Kipchoge Keino honoured for his outstanding contribution

 

Attendees at World Athletics Heritage Mile Night in Monaco. [Philippe Fitte, World Athletics]

Kipchoge Keino climbed onto the podium inside Le Meridien Hotel with a steady gait as his name was read out with the constellation of athletics greats clearly still awed at his achievements on the track.

Just ahead of him was the huge and gangly frame Jim Ryun the American great. They hugged heartily as the assembled guests, including the World Athletics President Sebastian Coe, watched in awe two men who enthralled the world as they engaged on the track in 1,500m and the metric mile (1,609.347m) in the late 60s through to early 70s.

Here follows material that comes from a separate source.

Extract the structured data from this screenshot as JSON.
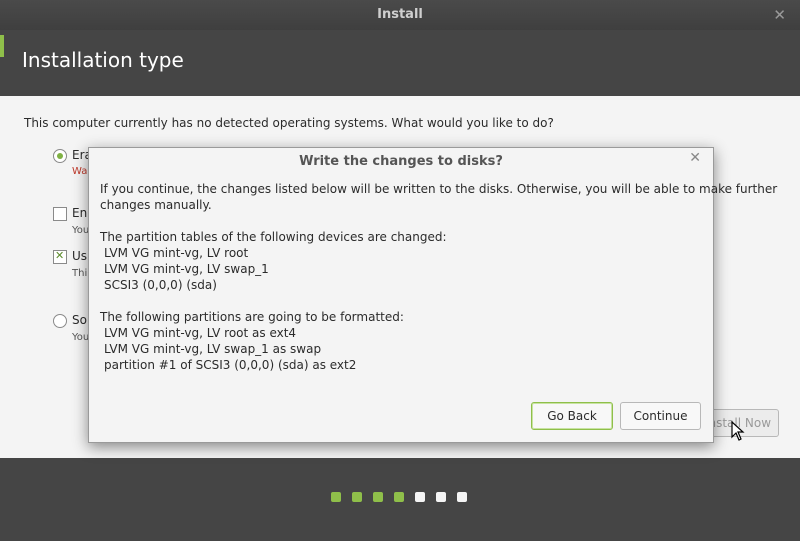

It was the legendary Kenyan Kipchoge, who supplanted the American in the distance - the height of which played out during the 1968 Olympics in Mexico City’s Estadio Olimpico Universitario track.

Aged 27 years at the time, Kipchoge scorched the track to upset Ryun to win the 1,500m gold, a feat that is widely believed to have marked the birth of Kenya as an athletics superpower. The New York Times described it as the first chapter in Kenya’s success story in distance running.

Kipchoge did not just win the gold on the day, he crushed Ryun when he breasted the tape with a 20m gap between them - later recorded as the widest margin of victory in that event in Olympic history.

On Thursday night here in Monaco, a smartly dressed Kipchoge and with characteristic eloquence in his acceptance remarks received World Athletics Heritage Plaque awarded for outstanding contribution to the worldwide history and development of athletics.

“I am happy to be recognised for my passion. What happened then is still very vivid in my mind. I am happy that what I did then has impacted positively around the world,” said Kipchoge.